Alloa Elim Church is located in the centre of Alloa adjacent to a large free public car park. The congregation is one of 25 established in Scotland, and is part of the Elim Movement in the UK. Our folks are very welcoming and provide a family atmosphere for all ages. There is a Kid’s Church and Youth Fellowship.
Meetings are normally held on a Sunday at 11am, with further activities and functions taking place on most days. However, following a period during which the building was closed because of the Covid-19 pandemic, Sunday morning services have resumed with social distancing and other restrictions in place. The congregation also meet on-line, using digital technology, on Sundays at 6pm. Bible Studies and Prayer Meetings also take place on-line – please contact us for more information.
The building is also hired out for various functions, with slimming clubs and private functions such as birthday parties being strong favourites. There are also strong links with the Alloa community, such as the football club and local schools, and the Community House project.
An Elim Church was established in Alloa in the 1950’s and the congregation moved to the current building in 1991.
About the Building
Greenside Mission Chapel, designed by local architect John Melvin, is a well detailed Gothic chapel, which makes a significant contribution to the local streetscape. It is sited on a key thoroughfare in Alloa and the exterior of the building is largely unaltered with high quality architectural features such as the square tower and stonework.
Constructed to provide meeting accommodation for the Alloa Young Men’s Christian Association the building was funded by their honorary president, David Paton of Tillicoultry. It originally consisted of a large hall with gallery that could accommodate over 500 people, and two class-rooms in the two right bays. The Annual Register for the Country of Clackmannanshire describes the interior of the hall as ‘artistically finished, the pannellings and moulding round the wood-work being all richly carved, while it is lighted up with a rich gasalier, and has a brilliant appearance’, however this no longer remains. Formally opened in July 1873 the building took two years to construct and was originally under the supervision of Moncrieff United Park Church. Services continued until 1949.
John Melvin senior was a prolific architect of churches, principally for the United Presbyterian Church where he was a member.
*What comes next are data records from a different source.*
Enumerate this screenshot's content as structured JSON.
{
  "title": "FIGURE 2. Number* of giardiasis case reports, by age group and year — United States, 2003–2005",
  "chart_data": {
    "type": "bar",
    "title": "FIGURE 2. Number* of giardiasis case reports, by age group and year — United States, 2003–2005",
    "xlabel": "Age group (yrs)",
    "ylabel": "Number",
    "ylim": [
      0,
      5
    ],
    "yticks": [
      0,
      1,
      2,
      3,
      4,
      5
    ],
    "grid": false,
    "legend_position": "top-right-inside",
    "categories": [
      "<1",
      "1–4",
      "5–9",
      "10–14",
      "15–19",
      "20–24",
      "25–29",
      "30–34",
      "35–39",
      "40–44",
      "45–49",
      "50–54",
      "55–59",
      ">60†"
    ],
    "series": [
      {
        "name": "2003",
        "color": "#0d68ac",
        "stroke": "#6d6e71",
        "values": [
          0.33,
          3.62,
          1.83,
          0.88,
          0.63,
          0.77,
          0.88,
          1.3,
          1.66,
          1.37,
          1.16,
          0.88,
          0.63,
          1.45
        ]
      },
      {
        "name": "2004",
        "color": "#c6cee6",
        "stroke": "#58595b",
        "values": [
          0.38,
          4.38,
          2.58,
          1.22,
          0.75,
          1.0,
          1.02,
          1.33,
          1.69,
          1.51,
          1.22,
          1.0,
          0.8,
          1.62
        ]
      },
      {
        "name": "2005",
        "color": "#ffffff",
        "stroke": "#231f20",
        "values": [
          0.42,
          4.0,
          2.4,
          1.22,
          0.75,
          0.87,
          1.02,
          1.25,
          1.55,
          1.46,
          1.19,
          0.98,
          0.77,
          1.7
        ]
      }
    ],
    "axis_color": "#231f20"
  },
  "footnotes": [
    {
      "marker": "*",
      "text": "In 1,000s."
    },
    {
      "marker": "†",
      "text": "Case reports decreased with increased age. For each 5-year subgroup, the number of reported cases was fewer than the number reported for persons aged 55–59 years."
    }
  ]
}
He established an architectural practice in his native town of Alloa in 1826, and designed many buildings in the area. He commenced his career as a joiner in the family business and frequently combined this with his architecture, executing the joinery work at his buildings. His principal clients were the Paton family. His son, John Melvin Junior became a partner in his father’s practice in circa 1874.
The Paton family founded their wealth in the spinning and drying of wool. Commencing as John Paton’s cottage industry the company was to become the largest wool spinning company in Great Britain, with its principal mill, Kilncraigs, in Alloa near the site of this chapel. After amalgamation in 1920, the company was known as Patons and Baldwins. The family became generous benefactors to the town. John Thomson Paton funded the town hall and public library which opened in 1888, and Alexander Paton funded Old Paton’s Mill School which was adjacent to the church. The Paton family supported The Temperance Movement and encouraged locals to join churches.